On suppose que sont indépendants ces deux pouvoirs, esprits, ou dieux : le bon et le mauvais. Tous deux existent de toute éternité. Aucun d’eux n’a créé l’autre et n’a plus de droit que l’autre de s’appeler Dieu. Chacun, vraisemblablement, estime qu’il est bon et pense que l’autre est mauvais. L’un aime la haine et la cruauté, l’autre l’amour et la miséricorde; chacun défendant son propre point de vue. Or, que voulons-nous dire quand nous appelons l’une, la Puissance Bonne et l’autre la Puissance Mauvaise ? Affirmons-nous notre préférence pour l’une d’elles — comme certains apprécient mieux la bière que le cidre — ou suggérons-nous que (en dépit de ce qu’en pensent les deux puissances et quelle que soit celle que nous, humains, considérons favorablement à tel moment) l’une a tort en se considérant bonne. Si nous voulons dire simplement que nous préférons la première, il n’y a alors aucune raison à parler sur le Bien et le Mal. Car le Bien implique ce qu’on doit choisir, sans égard pour ce qu’on aimerait à un moment donné. Si “être bon” signifiait simplement rejoindre sans raison valable le parti correspondant à votre fantaisie, alors le Bien ne mériterait plus qu’on l’appelle Bien. Que notre pensée soit claire : une des deux puissances est vraiment dans l’erreur et l’autre dans la vérité.

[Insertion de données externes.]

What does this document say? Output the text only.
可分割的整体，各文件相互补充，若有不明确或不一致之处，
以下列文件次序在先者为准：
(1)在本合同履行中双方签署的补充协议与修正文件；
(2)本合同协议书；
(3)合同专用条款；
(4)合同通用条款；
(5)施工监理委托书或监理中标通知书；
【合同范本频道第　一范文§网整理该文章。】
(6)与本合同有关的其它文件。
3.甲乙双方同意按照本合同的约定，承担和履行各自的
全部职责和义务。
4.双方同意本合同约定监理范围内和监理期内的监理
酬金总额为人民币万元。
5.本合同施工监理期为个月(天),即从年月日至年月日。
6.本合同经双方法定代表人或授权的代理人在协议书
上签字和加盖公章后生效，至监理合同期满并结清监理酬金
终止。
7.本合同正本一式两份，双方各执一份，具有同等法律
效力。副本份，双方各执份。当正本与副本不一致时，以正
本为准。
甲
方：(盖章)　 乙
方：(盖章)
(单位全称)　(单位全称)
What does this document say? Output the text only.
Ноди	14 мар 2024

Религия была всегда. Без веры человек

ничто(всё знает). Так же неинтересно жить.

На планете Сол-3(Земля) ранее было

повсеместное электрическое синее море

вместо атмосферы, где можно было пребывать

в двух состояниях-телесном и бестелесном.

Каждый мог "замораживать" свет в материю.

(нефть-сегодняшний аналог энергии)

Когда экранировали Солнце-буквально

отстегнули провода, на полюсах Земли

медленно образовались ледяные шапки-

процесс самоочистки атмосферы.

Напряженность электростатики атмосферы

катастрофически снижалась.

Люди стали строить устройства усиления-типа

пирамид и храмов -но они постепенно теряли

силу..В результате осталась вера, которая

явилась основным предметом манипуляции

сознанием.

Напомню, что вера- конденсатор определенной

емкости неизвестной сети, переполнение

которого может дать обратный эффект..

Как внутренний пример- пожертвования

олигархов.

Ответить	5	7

Dès l’instant où vous en arrivez à cette conclusion, vous introduisez dans l’univers un troisième élément en plus des deux Puissances : quelque Loi Modèle ou Règle du Bien à quoi se conforme l’une des deux Puissances alors que l’autre ne s’y soumet pas. Or, comme on évalue ces deux Puissances d’après ce parangon, alors ce modèle, ou l’Etre qui l’élabora, est antérieur et supérieur à l’un et à l’autre, et Lui sera le Dieu véritable. En fait notre conviction en les dénommant bon ou mauvais c’est qu’un des deux est dans une relation juste avec le vrai Dieu absolu, à défaut de l’autre qui ne l’est pas. …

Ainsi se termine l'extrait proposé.